President Trump made the comments during a press conference in Delhi, in response to a question on terrorism from Pakistani soil.
"We talked a lot about it at length today. No question it is a problem. They are working on it. I said I will do whatever I can do to help because my relationship with both gentlemen (Prime Minister Narendra Modi and Pakistan PM Imran Khan) is so good. Anything I can do to mediate, I would do," he said.
"They (Pakistan) are working on Kashmir. Kashmir has been a thorn in lots of people's sight for a long time. There are two sides to every story. We discussed terrorism at length today," added the American President, who arrived yesterday for a 36-hour visit, his first ever.
He also threw in more words of praise for PM Modi, saying he "is a strong man, I have seen him in action, he will take care of it."

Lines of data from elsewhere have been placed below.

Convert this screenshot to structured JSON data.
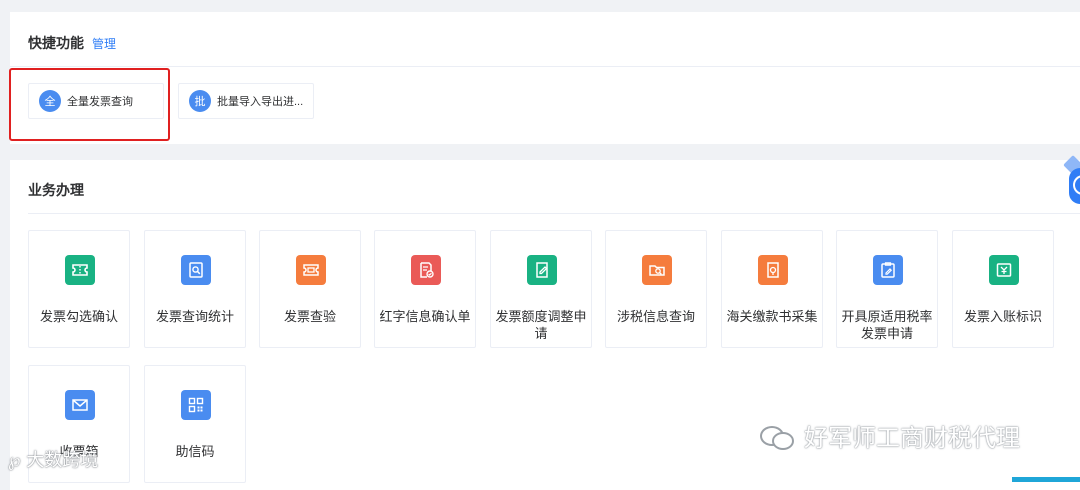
{
  "quick": {
    "title": "快捷功能",
    "manage_link": "管理",
    "items": [
      {
        "badge": "全",
        "label": "全量发票查询"
      },
      {
        "badge": "批",
        "label": "批量导入导出进..."
      }
    ]
  },
  "business": {
    "title": "业务办理",
    "cards": [
      {
        "label": "发票勾选确认",
        "icon": "ticket-icon",
        "color": "#19b283"
      },
      {
        "label": "发票查询统计",
        "icon": "search-document-icon",
        "color": "#4a8cf0"
      },
      {
        "label": "发票查验",
        "icon": "ticket-verify-icon",
        "color": "#f57c3d"
      },
      {
        "label": "红字信息确认单",
        "icon": "document-check-icon",
        "color": "#ea5a57"
      },
      {
        "label": "发票额度调整申请",
        "icon": "edit-document-icon",
        "color": "#19b283"
      },
      {
        "label": "涉税信息查询",
        "icon": "search-folder-icon",
        "color": "#f57c3d"
      },
      {
        "label": "海关缴款书采集",
        "icon": "upload-document-icon",
        "color": "#f57c3d"
      },
      {
        "label": "开具原适用税率发票申请",
        "icon": "clipboard-edit-icon",
        "color": "#4a8cf0"
      },
      {
        "label": "发票入账标识",
        "icon": "ledger-icon",
        "color": "#19b283"
      },
      {
        "label": "收票箱",
        "icon": "mail-icon",
        "color": "#4a8cf0"
      },
      {
        "label": "助信码",
        "icon": "qr-code-icon",
        "color": "#4a8cf0"
      }
    ]
  },
  "watermarks": {
    "right": "好军师工商财税代理",
    "left": "大数跨境"
  }
}
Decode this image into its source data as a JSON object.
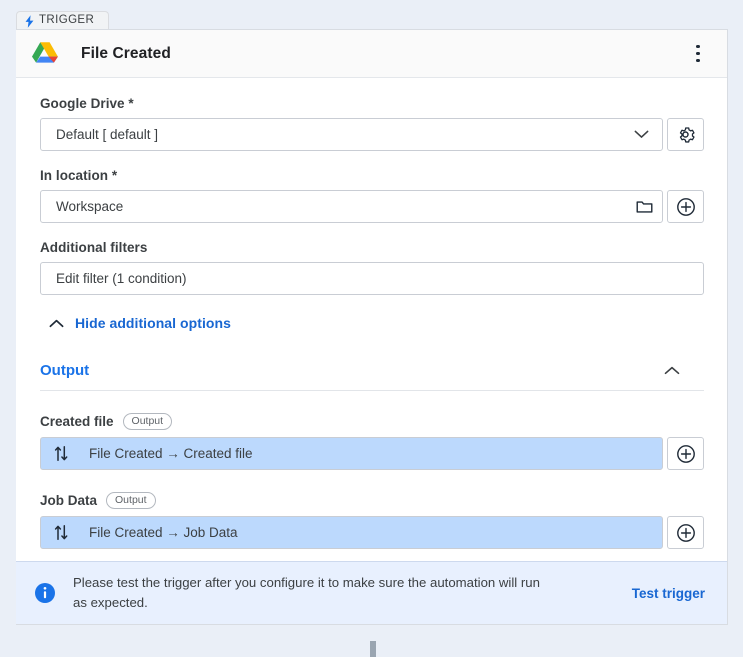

Later, asked about previous times when he spoke about mediation and India rejecting his offer, Trump demurred: "I didn't say anything about that (being mediator). Kashmir obviously is a big problem between India and Pakistan, they are going to work out their problem. They have been doing it for a long time."
President Trump also responded to questions on the Citizenship (Amendment) Act (CAA), the clashes in Delhi and religious freedom.
On CAA, he said: "I won't discuss the CAA, I'll leave that up to India and hopefully they will do the right thing."
Earlier, he spoke a little more about religious freedom and his discussions with PM Modi. "We did talk about religious freedom. The PM said he wants people to have religious freedom. They have worked really hard on it."
"We discussed it. Prime Minister Modi said they work very closely with Muslims," Trump replied when asked if raised the allegations of discrimination against Muslims in India.
Asked about the violence in Delhi's northeast between groups for and against the citizenship law, in which 100 have been injured, he said: "I heard about the individual attacks but I did not discuss it. It is up to India."
In his short visit, President Trump addressed a huge gathering at a cricket stadium in Ahmedabad with PM Modi and visited the Taj Mahal in Agra before travelling to Delhi for bilateral talks.